Archie sut alors quoi faire pour s’alléger du poids de cette solitude, à qui s’adresser pour faire ouvertement part de ce qu’il ressentait, au milieu de tous ces changements. Joshua. Il n’ignorait pas le décalage horaire entre Sinnoh et Unys, ce qui le conduisit à s’informer de l’heure dans l’autre région. Sept heures du matin : il était tôt. Pour autant, l’acteur connaissait le rythme de vie dudit Joshua, et qu’il pouvait de toute manière appeler à toute heure de la journée ou de la nuit. Alors il appela. Il ne fallut pas plus de deux sonneries pour entendre une voix de l’autre côté de l’appareil. « Archie ? Ça va ? » Les mots ne sortirent pas de la bouche du concerné, pas immédiatement. « Je me doute que ça doit faire beaucoup de changements pour toi, ces derniers temps, et surtout beaucoup de monde en moins autour de toi. C’est déstabilisant, c’est normal, ça serait le cas pour n’importe qui. » Joshua n’avait pas besoin des mots d’Archambaud pour savoir quoi faire, quoi dire. Il le connaissait, depuis ces dernières années passées auprès de lui. Il était un soutien majeur, un repère indispensable lors des journées plus difficiles. « Je suis content que tu m’aies appelé. Tu as bien fait. »« Merci. » Archie parvint enfin à prendre la parole sans pour autant chercher à la garder. « Est-ce que tu penses pouvoir gérer ? » La question était lancée, bien que Joshua se doutait de la réponse qui lui serait donnée. « Je ne sais pas. Il n’y a personne ce soir avec qui je pourrais parler et, quand je suis seul, ça me traverse l’esprit. C’est bref, mais ça suffit pour me faire peur. J’ai peur de craquer. » La voix d’Archie ne tremblait pas. L’acteur était factuel, détaché de ce qu’il pouvait énoncer de ses propres ressentis, de ses propres pensées ; cela inquiétait Joshua.

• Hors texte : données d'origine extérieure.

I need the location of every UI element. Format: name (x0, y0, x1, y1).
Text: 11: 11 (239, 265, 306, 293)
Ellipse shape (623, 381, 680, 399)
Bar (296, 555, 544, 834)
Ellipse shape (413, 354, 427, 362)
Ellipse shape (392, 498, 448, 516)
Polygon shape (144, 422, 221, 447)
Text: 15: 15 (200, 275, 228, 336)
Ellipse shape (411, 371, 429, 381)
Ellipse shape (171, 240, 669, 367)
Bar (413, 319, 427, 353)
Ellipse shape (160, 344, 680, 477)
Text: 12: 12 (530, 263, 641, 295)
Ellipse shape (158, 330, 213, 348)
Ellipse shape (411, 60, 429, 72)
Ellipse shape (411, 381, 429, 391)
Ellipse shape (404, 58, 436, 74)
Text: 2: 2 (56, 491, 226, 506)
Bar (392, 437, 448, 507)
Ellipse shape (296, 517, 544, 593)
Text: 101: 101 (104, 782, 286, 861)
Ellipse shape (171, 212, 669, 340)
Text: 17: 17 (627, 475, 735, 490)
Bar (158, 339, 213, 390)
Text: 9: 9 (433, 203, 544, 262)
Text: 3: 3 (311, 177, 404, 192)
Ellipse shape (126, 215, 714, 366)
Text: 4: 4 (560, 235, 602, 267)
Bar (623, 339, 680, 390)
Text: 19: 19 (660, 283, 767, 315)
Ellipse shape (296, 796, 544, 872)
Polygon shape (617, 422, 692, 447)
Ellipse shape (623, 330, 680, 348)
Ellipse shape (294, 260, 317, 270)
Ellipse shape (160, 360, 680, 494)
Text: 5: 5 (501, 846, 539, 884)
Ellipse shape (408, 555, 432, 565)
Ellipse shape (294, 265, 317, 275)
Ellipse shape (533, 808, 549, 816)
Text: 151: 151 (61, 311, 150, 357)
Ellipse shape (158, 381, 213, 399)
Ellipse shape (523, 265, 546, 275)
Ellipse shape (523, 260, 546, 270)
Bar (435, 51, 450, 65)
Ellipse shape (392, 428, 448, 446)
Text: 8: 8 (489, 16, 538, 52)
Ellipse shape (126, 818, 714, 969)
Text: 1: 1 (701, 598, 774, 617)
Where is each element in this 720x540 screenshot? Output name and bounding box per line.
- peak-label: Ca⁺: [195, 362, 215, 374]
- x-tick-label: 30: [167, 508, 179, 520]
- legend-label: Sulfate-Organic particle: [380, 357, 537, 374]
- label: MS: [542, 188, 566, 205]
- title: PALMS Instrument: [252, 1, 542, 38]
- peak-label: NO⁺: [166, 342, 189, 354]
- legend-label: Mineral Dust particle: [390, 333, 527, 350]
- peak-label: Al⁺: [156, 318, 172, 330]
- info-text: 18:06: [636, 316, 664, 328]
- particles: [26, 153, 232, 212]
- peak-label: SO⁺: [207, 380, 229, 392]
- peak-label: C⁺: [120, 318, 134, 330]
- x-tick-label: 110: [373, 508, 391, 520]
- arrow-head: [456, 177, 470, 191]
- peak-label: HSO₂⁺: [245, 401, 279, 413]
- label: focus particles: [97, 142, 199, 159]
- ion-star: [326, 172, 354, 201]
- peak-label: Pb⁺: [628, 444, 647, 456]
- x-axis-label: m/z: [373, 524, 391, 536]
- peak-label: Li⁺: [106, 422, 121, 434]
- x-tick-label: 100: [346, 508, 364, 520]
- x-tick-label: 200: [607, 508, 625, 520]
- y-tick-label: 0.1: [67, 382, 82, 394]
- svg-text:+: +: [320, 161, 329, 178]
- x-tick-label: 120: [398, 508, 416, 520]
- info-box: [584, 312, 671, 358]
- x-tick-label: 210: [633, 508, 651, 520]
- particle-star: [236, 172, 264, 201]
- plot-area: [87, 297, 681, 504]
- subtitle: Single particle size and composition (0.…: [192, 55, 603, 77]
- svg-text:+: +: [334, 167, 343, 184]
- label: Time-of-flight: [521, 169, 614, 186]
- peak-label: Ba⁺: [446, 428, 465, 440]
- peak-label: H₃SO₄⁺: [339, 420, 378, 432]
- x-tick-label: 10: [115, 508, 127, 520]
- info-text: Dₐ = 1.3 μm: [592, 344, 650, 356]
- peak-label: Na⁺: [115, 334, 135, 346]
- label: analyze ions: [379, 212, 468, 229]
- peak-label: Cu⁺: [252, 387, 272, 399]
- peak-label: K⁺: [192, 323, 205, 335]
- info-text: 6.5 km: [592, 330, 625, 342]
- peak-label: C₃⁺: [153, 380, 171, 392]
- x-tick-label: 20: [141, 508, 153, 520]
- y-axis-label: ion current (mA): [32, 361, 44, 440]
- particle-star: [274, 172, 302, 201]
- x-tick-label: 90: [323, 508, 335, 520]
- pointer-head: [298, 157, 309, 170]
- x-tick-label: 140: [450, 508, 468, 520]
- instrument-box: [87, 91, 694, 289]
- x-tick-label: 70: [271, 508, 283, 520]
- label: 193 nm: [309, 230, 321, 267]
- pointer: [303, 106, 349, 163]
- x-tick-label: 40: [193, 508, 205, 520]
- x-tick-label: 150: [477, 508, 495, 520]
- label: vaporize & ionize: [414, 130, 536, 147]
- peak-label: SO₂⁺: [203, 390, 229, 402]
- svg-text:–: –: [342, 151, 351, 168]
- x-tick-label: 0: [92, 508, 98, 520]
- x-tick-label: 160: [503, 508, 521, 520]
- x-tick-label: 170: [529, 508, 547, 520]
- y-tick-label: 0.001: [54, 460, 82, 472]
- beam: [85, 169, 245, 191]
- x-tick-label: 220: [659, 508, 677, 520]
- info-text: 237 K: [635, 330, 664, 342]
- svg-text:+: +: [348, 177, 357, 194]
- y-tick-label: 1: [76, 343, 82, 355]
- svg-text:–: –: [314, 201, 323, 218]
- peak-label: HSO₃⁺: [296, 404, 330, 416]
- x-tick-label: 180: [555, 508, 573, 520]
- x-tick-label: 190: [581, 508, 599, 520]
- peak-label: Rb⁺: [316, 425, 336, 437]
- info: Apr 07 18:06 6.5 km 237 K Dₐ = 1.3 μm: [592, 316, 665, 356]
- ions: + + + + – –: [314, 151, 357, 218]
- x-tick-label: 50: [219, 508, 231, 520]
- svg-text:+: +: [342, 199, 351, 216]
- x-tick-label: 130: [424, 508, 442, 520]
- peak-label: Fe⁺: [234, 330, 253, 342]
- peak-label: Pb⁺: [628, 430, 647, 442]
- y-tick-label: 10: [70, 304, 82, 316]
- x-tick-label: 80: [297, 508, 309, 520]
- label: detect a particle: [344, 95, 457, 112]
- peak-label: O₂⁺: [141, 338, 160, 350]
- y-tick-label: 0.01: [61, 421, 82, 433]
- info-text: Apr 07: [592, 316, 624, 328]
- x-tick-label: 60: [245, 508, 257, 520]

« D’accord. Ça nous arrive à tous, ces moments de doute, ces moments où on se sent plus faible. Ce que tu dois voir maintenant, c’est que tu as des ressources et que tu sais les utiliser. La preuve : tu m’as appelé. » Archie s’enfonça dans son canapé, le téléphone toujours plaqué contre l’oreille. Une nouvelle fois, Joshua savait se montrer rassurant. « Alors maintenant, on va essayer d’être stratégique, ça te va ? » Le maître coordinateur acquiesça. Il savait que c'était une manière d’opérer efficace pour lui.